In the background of the ongoing Middle Eastern drama looms the shadow of a rising China. China is not a "responsible stakeholder" in the international system, as we proclaim it should be; it is a free rider. We are at war in Afghanistan to make it a safe place for China to extract minerals and metals. We have liberated Iraq so that Chinese firms can extract its oil. Now we are at war with Libya, which further diverts us from concentrating on the western Pacific—the center of the world's economic and naval activity—which the Chinese military seeks eventually to dominate.

Every time we intervene somewhere, it quickens the pace at which China, whose leaders relish obscurity in international affairs, closes the gap with us. China will have economic and political problems of its own ahead, no doubt, and these will interrupt its rise.
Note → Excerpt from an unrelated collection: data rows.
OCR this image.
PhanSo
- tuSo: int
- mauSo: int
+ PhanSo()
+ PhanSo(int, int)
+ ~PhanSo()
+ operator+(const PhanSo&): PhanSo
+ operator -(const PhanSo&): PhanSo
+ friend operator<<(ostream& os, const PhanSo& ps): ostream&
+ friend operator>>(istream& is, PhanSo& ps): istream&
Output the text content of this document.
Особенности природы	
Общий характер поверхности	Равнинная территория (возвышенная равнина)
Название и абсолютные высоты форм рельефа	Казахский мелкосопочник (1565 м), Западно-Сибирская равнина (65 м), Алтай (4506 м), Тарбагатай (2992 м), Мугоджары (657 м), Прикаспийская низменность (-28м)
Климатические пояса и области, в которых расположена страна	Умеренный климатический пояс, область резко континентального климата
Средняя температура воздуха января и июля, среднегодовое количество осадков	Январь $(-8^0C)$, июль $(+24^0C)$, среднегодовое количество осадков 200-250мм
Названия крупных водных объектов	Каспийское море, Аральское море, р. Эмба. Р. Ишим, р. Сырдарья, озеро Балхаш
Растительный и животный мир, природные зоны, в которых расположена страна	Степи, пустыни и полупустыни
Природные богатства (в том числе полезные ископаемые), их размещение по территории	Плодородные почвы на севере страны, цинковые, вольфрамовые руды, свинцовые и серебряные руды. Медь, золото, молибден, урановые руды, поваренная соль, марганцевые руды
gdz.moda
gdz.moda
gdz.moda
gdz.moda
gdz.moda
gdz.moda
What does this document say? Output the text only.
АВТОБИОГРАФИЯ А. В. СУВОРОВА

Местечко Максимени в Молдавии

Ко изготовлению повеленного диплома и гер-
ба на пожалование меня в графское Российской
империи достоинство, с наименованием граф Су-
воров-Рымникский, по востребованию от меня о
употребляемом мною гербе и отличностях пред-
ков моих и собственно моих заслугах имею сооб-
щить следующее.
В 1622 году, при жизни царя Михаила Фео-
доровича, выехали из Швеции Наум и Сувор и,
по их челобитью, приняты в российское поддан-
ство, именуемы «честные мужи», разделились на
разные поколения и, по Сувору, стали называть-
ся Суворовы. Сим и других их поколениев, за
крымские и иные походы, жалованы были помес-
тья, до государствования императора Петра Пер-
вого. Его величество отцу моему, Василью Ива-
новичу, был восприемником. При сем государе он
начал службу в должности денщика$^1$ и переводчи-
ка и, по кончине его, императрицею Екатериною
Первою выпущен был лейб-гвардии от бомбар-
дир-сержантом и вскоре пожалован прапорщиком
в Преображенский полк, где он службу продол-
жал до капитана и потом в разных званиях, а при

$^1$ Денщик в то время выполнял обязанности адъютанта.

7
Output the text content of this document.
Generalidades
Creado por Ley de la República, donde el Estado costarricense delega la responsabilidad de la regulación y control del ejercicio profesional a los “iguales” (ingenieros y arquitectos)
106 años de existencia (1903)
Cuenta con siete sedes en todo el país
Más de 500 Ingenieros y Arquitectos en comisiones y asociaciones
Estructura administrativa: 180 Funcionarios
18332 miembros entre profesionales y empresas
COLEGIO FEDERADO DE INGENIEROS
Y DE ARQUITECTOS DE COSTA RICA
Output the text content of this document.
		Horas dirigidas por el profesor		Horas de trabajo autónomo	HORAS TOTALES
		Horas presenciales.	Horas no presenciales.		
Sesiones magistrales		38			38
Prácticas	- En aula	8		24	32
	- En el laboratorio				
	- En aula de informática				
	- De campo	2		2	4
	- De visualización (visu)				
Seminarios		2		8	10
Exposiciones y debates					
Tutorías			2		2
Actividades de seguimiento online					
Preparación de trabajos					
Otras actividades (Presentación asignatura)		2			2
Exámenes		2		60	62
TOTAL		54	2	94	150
But China is spending much less to acquire an overseas maritime empire than we are spending, with all our interventions, merely to maintain ours.

From the Middle: From a slightly different P.O.V., Samia Nakhoul of Reuters offers a sweeping snapshot of events in the region in an analysis titled "Ground shifts as new Middle East order takes shape." This piece may be the best succinct overview of everything that has happened to date. Nakhoul tells us who the main players are, what they're struggling for, and reveals the common threads that tie all of these recent events together. Bottom line: It is a balanced assessment, with no axes to grind, and a very clear-eyed and lucid view of the region, grounded in a deep understanding of its politics, culture and history. Very well done.

From the Left: Gary Younge, a very eloquent and thoughtful British journalist who writes for The Guardian and lives in the United States, weighs in on the intervention in Libya in an outstanding column titled "The Innocence of the Liberal Hawk," which appears in the April 11 issue of The Nation magazine. As the headline indicates, Younge weighs in on the issue of folks on the liberal-left side of the spectrum who applaud this latest military intervention. The best thing about the column is that Younge sees the nuances and complexities very clearly in this issue. A highlight from the article:

This time around, however, there is no need for historical references, because the hypocrisy is playing out in real time. When protests started in Tunisia in January, the French foreign minister offered the Tunisian police training to “restore calm.” The day before Libya was attacked, dozens of protesters were shot dead in Yemen. Less than a week before, Saudi forces invaded Bahrain, where many protesters have been killed. These are American allies.

So while the West clearly has the power to intervene, given its history of colonialism and imperialism, it has no more credibility to do so on humanitarian grounds in this region than Iran would to bomb Bahrain in defense of the Shiites who are currently being killed there.